Closed ChrisAGBlake closed 8 months ago
Hi Chris, I'm afraid it requires some further tricks not included in this codebase to train a 0.25deg model unrolled to 3 days within TPU RAM limits on TPUv4. The main ones being some additional gradient checkpointing, and offloading some gradient checkpoints from device to host RAM. Our code for this is more tied to internal infrastructure and so the scope for this initial open sourcing was mainly focused on supporting inference, and basic gradient computation for versions of the model that fit more easily into RAM.
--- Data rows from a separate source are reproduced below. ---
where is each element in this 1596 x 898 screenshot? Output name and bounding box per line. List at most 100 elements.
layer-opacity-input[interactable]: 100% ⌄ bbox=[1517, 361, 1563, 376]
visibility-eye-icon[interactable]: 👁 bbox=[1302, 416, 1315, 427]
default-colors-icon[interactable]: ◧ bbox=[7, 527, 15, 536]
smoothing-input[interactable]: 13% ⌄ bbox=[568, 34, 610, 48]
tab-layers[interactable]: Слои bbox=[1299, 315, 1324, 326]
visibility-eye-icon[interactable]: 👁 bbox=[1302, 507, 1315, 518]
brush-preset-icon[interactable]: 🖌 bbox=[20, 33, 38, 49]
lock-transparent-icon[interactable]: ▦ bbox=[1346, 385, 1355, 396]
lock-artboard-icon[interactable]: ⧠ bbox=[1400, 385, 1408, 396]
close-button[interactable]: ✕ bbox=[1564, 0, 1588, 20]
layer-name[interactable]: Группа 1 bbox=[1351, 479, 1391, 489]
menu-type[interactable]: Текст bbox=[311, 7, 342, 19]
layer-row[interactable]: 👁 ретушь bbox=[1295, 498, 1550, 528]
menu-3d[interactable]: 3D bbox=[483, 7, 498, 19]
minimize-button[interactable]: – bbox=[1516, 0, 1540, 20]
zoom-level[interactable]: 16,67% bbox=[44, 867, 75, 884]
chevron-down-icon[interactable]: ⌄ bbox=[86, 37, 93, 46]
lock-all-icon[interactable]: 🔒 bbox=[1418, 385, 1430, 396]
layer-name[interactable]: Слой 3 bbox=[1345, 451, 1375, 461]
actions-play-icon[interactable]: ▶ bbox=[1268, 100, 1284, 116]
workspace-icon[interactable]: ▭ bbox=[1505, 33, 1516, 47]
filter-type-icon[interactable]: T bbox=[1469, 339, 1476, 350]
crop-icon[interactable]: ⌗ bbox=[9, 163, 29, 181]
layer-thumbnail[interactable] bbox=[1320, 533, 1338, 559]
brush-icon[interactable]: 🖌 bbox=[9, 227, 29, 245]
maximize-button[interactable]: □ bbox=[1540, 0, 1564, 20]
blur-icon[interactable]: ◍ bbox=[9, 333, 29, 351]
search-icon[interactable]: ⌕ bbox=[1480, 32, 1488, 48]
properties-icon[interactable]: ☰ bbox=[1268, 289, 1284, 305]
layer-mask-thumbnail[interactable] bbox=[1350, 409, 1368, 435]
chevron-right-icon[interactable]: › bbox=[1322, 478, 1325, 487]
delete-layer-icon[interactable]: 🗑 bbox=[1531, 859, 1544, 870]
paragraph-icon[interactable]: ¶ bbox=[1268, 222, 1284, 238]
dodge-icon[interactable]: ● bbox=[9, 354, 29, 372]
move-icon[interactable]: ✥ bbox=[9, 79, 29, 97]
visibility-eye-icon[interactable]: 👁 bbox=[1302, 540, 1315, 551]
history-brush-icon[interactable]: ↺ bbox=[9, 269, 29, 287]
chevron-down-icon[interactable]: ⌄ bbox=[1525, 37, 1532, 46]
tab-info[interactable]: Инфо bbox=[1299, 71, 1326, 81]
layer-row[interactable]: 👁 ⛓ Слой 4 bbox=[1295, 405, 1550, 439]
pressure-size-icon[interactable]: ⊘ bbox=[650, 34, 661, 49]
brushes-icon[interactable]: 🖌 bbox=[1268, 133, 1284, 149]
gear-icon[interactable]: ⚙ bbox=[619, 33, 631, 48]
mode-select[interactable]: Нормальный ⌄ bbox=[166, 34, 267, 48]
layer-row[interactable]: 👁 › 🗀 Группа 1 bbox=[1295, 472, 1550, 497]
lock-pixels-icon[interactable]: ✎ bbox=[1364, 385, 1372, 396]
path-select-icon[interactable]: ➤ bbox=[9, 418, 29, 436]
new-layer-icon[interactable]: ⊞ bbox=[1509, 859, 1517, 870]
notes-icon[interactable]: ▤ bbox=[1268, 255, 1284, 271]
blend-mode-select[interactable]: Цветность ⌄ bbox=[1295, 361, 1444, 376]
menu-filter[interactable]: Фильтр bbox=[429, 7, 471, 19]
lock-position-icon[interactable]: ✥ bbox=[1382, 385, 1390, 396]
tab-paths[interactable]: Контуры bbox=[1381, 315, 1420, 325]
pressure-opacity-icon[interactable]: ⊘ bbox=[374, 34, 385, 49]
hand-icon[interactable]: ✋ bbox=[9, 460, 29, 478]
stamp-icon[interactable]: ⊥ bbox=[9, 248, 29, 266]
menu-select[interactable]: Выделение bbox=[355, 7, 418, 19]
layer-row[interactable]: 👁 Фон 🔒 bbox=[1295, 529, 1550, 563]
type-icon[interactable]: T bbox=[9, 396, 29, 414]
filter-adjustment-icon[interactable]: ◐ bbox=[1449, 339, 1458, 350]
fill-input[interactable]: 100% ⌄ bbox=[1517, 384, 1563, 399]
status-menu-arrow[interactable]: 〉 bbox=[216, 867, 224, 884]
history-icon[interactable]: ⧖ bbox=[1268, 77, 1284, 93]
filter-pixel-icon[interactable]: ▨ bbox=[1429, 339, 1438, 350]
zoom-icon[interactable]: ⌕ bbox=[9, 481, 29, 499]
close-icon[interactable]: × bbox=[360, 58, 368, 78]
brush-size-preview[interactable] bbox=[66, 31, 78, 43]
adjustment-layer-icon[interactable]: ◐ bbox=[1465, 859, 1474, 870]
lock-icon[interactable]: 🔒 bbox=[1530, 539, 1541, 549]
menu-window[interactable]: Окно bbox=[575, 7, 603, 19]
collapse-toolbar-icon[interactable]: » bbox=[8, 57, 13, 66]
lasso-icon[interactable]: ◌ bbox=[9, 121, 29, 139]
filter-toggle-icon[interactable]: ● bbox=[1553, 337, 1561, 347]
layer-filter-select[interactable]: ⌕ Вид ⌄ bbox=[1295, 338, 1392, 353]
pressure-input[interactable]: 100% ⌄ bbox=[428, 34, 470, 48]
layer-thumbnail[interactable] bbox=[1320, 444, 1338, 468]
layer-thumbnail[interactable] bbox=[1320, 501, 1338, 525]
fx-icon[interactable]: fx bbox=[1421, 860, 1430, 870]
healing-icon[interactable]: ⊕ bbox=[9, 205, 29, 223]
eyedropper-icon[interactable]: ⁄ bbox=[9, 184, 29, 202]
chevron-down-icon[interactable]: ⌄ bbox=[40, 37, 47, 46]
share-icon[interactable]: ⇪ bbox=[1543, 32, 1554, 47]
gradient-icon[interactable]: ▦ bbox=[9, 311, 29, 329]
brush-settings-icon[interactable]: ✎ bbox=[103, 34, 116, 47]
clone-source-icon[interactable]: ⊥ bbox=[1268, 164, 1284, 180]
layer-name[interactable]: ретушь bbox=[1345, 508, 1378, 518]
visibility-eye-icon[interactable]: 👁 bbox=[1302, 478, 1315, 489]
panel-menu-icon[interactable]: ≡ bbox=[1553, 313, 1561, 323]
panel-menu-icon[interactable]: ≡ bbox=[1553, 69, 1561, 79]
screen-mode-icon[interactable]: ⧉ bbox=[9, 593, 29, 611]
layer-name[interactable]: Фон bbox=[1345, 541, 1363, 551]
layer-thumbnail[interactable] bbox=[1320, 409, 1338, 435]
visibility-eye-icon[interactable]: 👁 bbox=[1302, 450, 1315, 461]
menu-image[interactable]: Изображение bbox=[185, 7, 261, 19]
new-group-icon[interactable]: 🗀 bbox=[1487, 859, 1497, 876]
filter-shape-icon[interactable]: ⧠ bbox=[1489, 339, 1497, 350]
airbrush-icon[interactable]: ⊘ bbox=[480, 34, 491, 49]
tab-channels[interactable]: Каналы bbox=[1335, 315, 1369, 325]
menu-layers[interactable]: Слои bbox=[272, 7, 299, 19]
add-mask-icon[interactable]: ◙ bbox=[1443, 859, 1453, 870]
Closing as no work imminently planned in this direction in the open source codebase, although the above might give you some hints if you wanted to roll your own.
Closing
In the paper it states that you're using the TPU v4 chips, which have 32 GB memory accessible per TPU core I believe. When trying to train the high res version (on nvidia GPU currently) I seem to use > 48 GB of VRAM for a batch size of 1 per GPU.
I'm using code in the example notebook with minimal modification.
Are there any other things that need to be done in order to get the memory useage down below 32GB for the high res model? I note that gradient checkpointing and bfloat16 are already setup in the example notebook in this function if I'm understanding it correctly?
Do the model inputs (xarray datasets) need to also be cast to a different precision instead of float32?
I'm unsure how to get the memory usage down further so that it could be run on the TPU v4 or something like an 40 GB A100.